A scientist doesn’t know what she’ll discover when she starts. An artist, too, faces a blank canvas; an author, a blank page; and a journalist, a new set of stories every day. The unknown is always before us.
I’m reminded of something a true pioneer of computer programming once said. U.S. Navy Admiral Grace Hopper was a STEM trailblazer. She’s best known for the development of computer languages, and she was clearly brilliant. She was also known for her irreverence.
“The only phrase I’ve ever disliked,” she said, “is the phrase: ‘We’ve always done it that way.’”
Admiral Hopper was right: prudent risk-taking is part of all advances. To that end, it’s remarkable so many new undergraduates here today have chosen to transfer here.
Your journey has been an indirect path, not without its own risks. I know because I was a transfer student myself.
I started at Ohio State, uncertain about what I wanted or why I was there. So, I dropped out. I moved to California – the place of opportunity – and became a waitress on the pier in Santa Barbara.
I found my way back to the university by studying at Santa Barbara Community College, eventually transferring to U.C. Santa Barbara, where I received my bachelor’s and master’s degrees in biology, and then to U.C. Davis, for my Ph.D.

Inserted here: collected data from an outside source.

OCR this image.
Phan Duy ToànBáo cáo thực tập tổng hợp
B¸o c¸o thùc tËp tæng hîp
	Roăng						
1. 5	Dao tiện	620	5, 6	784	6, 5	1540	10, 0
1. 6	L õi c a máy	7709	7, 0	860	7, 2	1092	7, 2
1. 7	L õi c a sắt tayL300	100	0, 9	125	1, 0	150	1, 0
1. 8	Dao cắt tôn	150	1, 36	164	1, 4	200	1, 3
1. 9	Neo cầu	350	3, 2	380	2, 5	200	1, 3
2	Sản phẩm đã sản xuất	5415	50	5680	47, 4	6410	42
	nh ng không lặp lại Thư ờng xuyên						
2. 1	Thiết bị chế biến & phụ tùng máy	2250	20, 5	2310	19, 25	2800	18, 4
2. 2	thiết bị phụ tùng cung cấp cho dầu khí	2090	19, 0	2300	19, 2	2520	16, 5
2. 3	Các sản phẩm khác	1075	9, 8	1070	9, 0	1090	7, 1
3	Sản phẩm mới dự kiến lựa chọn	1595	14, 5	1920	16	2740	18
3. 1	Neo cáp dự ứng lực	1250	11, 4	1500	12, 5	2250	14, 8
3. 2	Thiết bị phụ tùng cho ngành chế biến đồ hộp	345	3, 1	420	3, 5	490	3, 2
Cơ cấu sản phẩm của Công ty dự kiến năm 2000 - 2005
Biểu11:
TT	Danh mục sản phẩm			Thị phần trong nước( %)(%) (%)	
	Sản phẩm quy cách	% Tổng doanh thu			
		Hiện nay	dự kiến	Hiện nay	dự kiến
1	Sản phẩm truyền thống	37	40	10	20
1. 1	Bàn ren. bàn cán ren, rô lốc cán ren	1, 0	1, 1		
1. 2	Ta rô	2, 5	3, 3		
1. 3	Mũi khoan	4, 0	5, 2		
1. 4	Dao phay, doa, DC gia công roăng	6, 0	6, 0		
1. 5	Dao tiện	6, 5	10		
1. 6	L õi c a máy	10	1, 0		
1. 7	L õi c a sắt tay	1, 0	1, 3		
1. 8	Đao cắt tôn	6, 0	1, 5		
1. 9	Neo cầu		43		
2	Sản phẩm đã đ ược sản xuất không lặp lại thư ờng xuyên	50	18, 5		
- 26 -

With trial and error, I discovered my own passion for nature. But when I took my own giant leap into the unknown, I could never have predicted I would have ended up right here with you today. Not every step I took proved to be successful, but I wouldn’t change a thing.

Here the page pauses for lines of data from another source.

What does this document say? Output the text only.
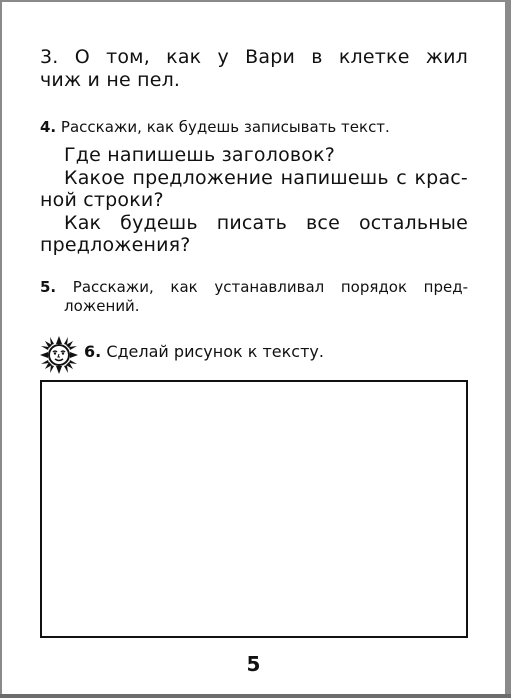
3. О том, как у Вари в клетке жил
чиж и не пел.
4. Расскажи, как будешь записывать текст.
Где напишешь заголовок?
Какое предложение напишешь с крас-
ной строки?
Как будешь писать все остальные
предложения?
5. Расскажи, как устанавливал порядок пред-
ложений.
6. Сделай рисунок к тексту.
5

I know so many of us share similar experiences.
We’ve all had setbacks that test us, and comebacks that define us. We’re here together at USC, determined to test ourselves, to discover our best selves, and to find our own answers.
Now, as university presidents often do, I’d like to give you three quick pieces of advice.
First, I was going to say: Don’t waste your time while you’re here. But I’ve changed my mind about that – and parents, don’t worry.
Instead, I’ll say: Do “waste” some of your time. Waste is probably not the right word. But it’s critical to relax hard, too. Spend time with friends. Curl up with a good show – preferably one by a USC School of Cinematic Arts graduate. And find time for quiet reflection.
Second, build community. People who are there for you and make you laugh, but aren’t afraid to disagree with you. Seek out people with different backgrounds and different views.
Living and learning in a diverse community could be the most important skill you learn. You will surely be required to work in diverse teams throughout your life.
Finally, cultivate something called a beginner’s mind. Make a post-it for your computer that says: “Fresh Start. Every Day.”
A beginner’s mind is open and unbiased. It’s ready to make new connections – your own fusions – and see possibility in the unknown.
Thank you and congratulations. And welcome, once again, to USC.
Now, officially, for the first time as members of the Trojan Family: Fight On!